We found that the most common data type was spectral or image data, and as such, the most common ML method used was NNs, as they can be readily applied to image data. RFs were the second most popular ML method and have gained traction due to their robustness and ease of implementation. Additionally, most of the studies reviewed used classification ML techniques to distinguish contaminated from healthy crops. The high predictive accuracy reported in the reviewed studies suggests that these methods represent a promising approach for mycotoxin detection and enhancing food safety in general. However, a point to note is that the reported high accuracy of the ML model’s predictions, often exceeding 90%, may not fully account for the homogeneity of training and test sets within individual laboratories. This homogeneity can result in overfitting, where models appear highly accurate in a controlled setting but may not perform as well under the variable conditions of real-world applications.
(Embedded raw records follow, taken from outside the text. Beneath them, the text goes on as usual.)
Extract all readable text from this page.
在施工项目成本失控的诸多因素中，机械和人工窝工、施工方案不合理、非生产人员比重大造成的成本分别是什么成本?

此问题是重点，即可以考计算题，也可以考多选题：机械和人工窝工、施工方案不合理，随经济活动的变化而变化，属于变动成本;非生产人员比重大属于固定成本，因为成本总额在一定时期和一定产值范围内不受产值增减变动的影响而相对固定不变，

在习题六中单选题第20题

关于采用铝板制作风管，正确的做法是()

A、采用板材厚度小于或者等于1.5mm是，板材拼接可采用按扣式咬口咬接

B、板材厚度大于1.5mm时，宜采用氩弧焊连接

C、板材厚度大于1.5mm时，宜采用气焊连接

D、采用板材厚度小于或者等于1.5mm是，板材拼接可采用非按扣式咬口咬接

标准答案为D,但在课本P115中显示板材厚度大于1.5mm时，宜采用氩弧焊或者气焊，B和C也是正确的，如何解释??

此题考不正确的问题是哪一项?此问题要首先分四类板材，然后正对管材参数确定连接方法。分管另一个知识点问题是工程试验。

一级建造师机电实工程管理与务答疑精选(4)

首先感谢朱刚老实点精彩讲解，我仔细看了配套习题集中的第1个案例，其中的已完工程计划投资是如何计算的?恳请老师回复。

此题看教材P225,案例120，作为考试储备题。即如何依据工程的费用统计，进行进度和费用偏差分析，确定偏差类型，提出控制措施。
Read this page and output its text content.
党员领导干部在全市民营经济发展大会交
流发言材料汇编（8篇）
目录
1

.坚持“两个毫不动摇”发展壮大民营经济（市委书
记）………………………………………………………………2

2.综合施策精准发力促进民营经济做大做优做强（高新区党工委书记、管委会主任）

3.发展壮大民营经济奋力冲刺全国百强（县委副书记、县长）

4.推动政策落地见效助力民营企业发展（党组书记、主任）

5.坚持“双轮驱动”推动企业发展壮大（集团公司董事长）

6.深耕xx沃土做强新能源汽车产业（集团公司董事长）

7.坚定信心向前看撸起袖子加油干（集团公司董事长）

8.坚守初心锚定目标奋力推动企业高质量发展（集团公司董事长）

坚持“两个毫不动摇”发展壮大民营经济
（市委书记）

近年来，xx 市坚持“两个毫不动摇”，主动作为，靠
Although this work focused on the application of the most popular ML methods, numerous other ML and statistical techniques have been applied to mycotoxin detection data. For example, in a study by [
106], classification models such as partial least squares-discriminant analysis (PLS-DA) and principal component-linear discriminant analysis (PC-LDA) were employed to distinguish between wheat samples with high and low contamination. Additionally, statistical techniques like PCA are often used as a dimension reduction method. Refs. [
107,
108,
109] used PCA when dealing with high-dimensional image data.
A critical bottleneck in the development of ML applications for food safety is the lack of detailed hyperparameter descriptions, which further complicates the landscape, as these parameters are crucial for the replication and validation of ML models. Without clear reporting on hyperparameter tuning, the ability to reproduce results and validate findings becomes challenging, hindering the progression towards robust and reliable ML applications in food safety. The majority of the reviewed studies do not provide open access to code, and many have limited access to data, further impeding the reproducibility of the described methods.
Despite these challenges, the future prospects of ML in food safety are promising. As the field matures, there is a need for standardisation in reporting practices and for developing models that can reliably perform across diverse laboratory conditions and datasets. Extensive research could be conducted that directly compares different ML models under a standardised set of hyperparameters, providing clearer insights into the most effective techniques in specific contexts related to mycotoxin detection.
As the field is growing, there are numerous avenues for future work. One such avenue is model interpretability. Given the critical nature of food safety, future research could also focus on improving the interpretability of ML models. Techniques like SHAP (SHapley Additive exPlanations) [
110] and LIME (Local Interpretable Model-Agnostic Explanations) [
111] can be used to make the models’ decisions more transparent and trustworthy. Furthermore, addressing the current bottlenecks, such as the high operational costs and the need for data standardisation, will be crucial. Future research should explore cost-effective techniques and advocate for open-access datasets and standardised reporting practices to enhance reproducibility and application in diverse settings.